MARINElife blog: DFDS Seaways: ‘Cote D’Albatre Newhaven-Dieppe 12 November 2016

Adrian Shephard and Hazel Munt, Research Surveyors for MARINElife (Registered Charity No. 1110884)

Weather: wind SSE 5-7, significant rain

Summary of sightings:

Seabirds
Gannet Morus bassanus 119
Common Scoter Melanitta nigra 2
Cormorant Phalacrocorax carbo 3
Great Skua Stercorarius skua 2
Herring Gull Larus argentatus 20
Great Black-backed Gull Larus marinus 42
Black-headed Gull Chroicocephalus ridibundus 48
Kittiwake Rissa tridactyla 32
Guillemot Uria aalge 8
Razorbill Alca torda 3
Unidentified Auk sp.  4
Common Gull Larus canus  1
Unidentified Gull sp.  10
Red-throated Diver Gavia stellata 4
Great Crested Grebe Podiceps cristatus 5

After a calm and clear Friday I was hoping for more of the same on Saturday for this survey to Dieppe, unfortunately, I was greeted by rain on opening the door for the drive down. This was to be Hazel's first survey and after chatting in the car and having a coffee in the terminal, we boarded Cote D'Albatre and had a late breakfast.
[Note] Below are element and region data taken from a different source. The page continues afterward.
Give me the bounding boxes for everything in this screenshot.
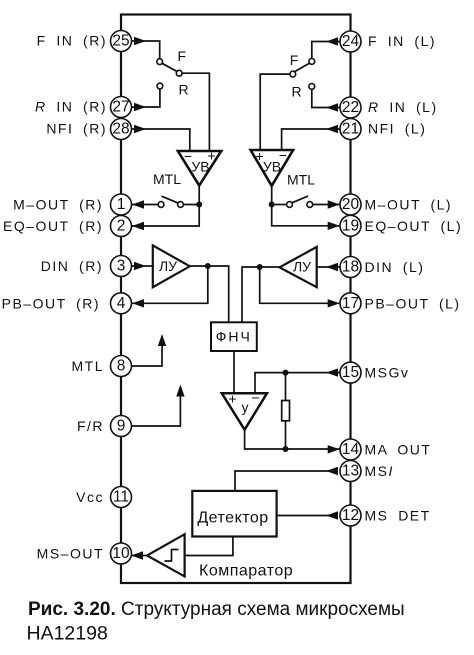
svg-text:MTL: MTL bbox=[153, 171, 181, 187]
svg-text:PB–OUT (R): PB–OUT (R) bbox=[2, 295, 100, 311]
svg-text:MA OUT: MA OUT bbox=[365, 442, 432, 458]
svg-text:НА12198: НА12198 bbox=[27, 623, 108, 645]
pin 1 bbox=[111, 194, 132, 215]
svg-text:NFI (R): NFI (R) bbox=[46, 121, 107, 137]
op-amp UV2 (right channel) bbox=[251, 150, 294, 186]
wire: pin3 to LU1 input bbox=[130, 265, 153, 267]
svg-text:1: 1 bbox=[117, 196, 126, 213]
svg-text:MTL: MTL bbox=[287, 172, 315, 188]
wire: resistor bottom lead to MA line bbox=[285, 421, 287, 449]
hysteresis symbol bbox=[165, 550, 179, 562]
svg-text:10: 10 bbox=[112, 545, 130, 562]
pin 12 bbox=[340, 505, 361, 526]
pin 19 bbox=[340, 215, 361, 236]
svg-text:ФНЧ: ФНЧ bbox=[216, 329, 252, 345]
amplifier LU1 (left channel) bbox=[153, 245, 190, 287]
svg-text:F/R: F/R bbox=[77, 418, 104, 434]
pin 4 bbox=[111, 293, 132, 314]
wire: MTL right contact to junction bbox=[183, 204, 199, 206]
svg-text:28: 28 bbox=[112, 121, 129, 138]
svg-text:22: 22 bbox=[342, 99, 359, 116]
wire: pivot to UV2 plus input bbox=[260, 74, 290, 150]
switch MTL (L) left contact bbox=[287, 202, 293, 208]
wire: MSGv line pin15 to U amp minus input bbox=[255, 373, 340, 394]
svg-text:MSI: MSI bbox=[365, 463, 394, 479]
svg-text:у: у bbox=[242, 399, 249, 415]
svg-text:21: 21 bbox=[342, 121, 359, 138]
svg-text:20: 20 bbox=[342, 196, 360, 213]
svg-text:M–OUT (R): M–OUT (R) bbox=[13, 197, 103, 213]
wire: pin13 MSI to detector top bbox=[235, 471, 338, 491]
svg-text:F IN (R): F IN (R) bbox=[37, 33, 107, 49]
resistor R1 bbox=[282, 401, 290, 421]
switch F/R (R) R contact bbox=[157, 83, 163, 89]
arrow up (F/R control) bbox=[176, 385, 184, 397]
svg-text:19: 19 bbox=[342, 217, 359, 234]
wire: pivot to UV1 plus input bbox=[182, 73, 209, 151]
pin 20 bbox=[340, 194, 361, 215]
switch MTL (R) right contact bbox=[178, 202, 184, 208]
svg-text:УВ: УВ bbox=[263, 159, 281, 175]
svg-text:15: 15 bbox=[342, 364, 359, 381]
svg-text:NFI (L): NFI (L) bbox=[368, 121, 426, 137]
arrow from pin 12 bbox=[326, 511, 338, 519]
wire: MTL right contact to pin 20 bbox=[313, 204, 340, 206]
wire: UV2 output down to EQ row bbox=[272, 186, 340, 226]
svg-text:14: 14 bbox=[342, 441, 360, 458]
svg-text:−: − bbox=[251, 390, 259, 406]
wire: pin9 F/R up arrow bbox=[132, 388, 181, 427]
svg-text:11: 11 bbox=[113, 489, 129, 506]
pin 17 bbox=[340, 293, 361, 314]
arrow into pin 14 bbox=[328, 445, 340, 453]
switch F/R (R) blade bbox=[162, 63, 177, 71]
wire: FNC output down to U amp plus input bbox=[233, 351, 235, 393]
node: junction LU2 out bbox=[257, 264, 263, 270]
arrow from pin 27 bbox=[134, 103, 146, 111]
svg-text:F IN (L): F IN (L) bbox=[368, 33, 436, 49]
wire: junction down to pin 17 bbox=[260, 267, 340, 303]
GBB Gull Adrian Shephard 05
Great Black-backed Gull (Adrian Shephard)

Soon after departing, we were invited to the bridge to commence the survey, being greeted by a significant number of waves, whitecaps and rain which plagued the majority of the crossing. We made the best of it and were soon recording Gannet soaring majestically in the distance interspersed with Great Black-backed Gull and the occasional auk.

A large dark bird drew our attention which was identified as a Great Skua, a powerful predatory seabird. We were soon recording good numbers of elegant Kittiwake effortlessly handling the brisk southerly winds.

A further Great Skua was seen taking off from the sea and as we approached Dieppe, we added a few additional species to the tally including Red-throated Diver, Great Crested Grebe and Razorbill.

Great Skua Adrian Shephard 08
Great Skua (Adrian Shephard)

The turnaround is quick on this crossing but we still had time for a walk into Dieppe to grab a delicious pastry or two. After re-boarding, we headed back to the bridge with the hope of a little daylight, but alas, we only had a mere 15 minutes before it was time to end the survey.

We thanked Captain Conquet and his crew for their support and headed down for a bite to eat and to enter the data for the crossing.